SMSFs drive DomaCom to $100m FUM



Fractional investment platform, DomaCom, has seen funds under management reach $100 million thanks to investments by self-managed super funds (SMSFs).
The firm offered the ability to make fractional investments into a range of property-related investments via a trust structure.
In an announcement to the Australian Securities Exchange (ASX), the firm said the bulk of the FUM increase was attributable to property acquisitions for small investors and SMSFs.
This was due to a “willingness” by superannuation investors to consider alternative asset classes in the hunt for yield in a low interest rate environment. This included areas like renewable energy, disability and affordable housing, mortgage lending and land banking.
“The strong growth reported in the fund’s FUM over the past few years is attributable to a willingness to invest in a wider range of assets going beyond the standard residential property, which dominated the fund’s investment portfolio in the early days,” it said.

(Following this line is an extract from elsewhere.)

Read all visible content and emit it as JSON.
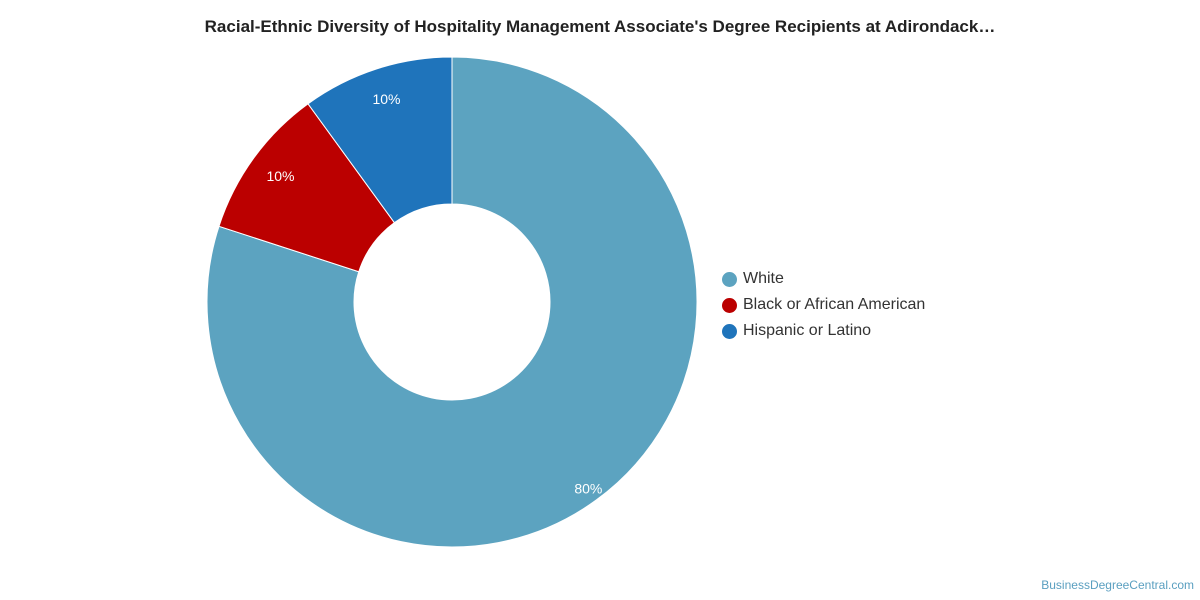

“This broadening of the fund’s investment mandate means small investors and SMSFs have been able to access asset classes often characterised by big ticket items, which were previously only available to sophisticated investors.”
Another benefit for SMSFs was that they were able to curate a portfolio of high value assets by syndicating with other investors to maintain a balanced portfolio, DomaCom said.
DomaCom chief executive, Arthur Naoumidis, said: “There is another important driver behind the excellent FUM growth, this is the support of a small but growing supporter base among financial service licensees, their adviser networks as well as their smaller investor and SMSF client bases”.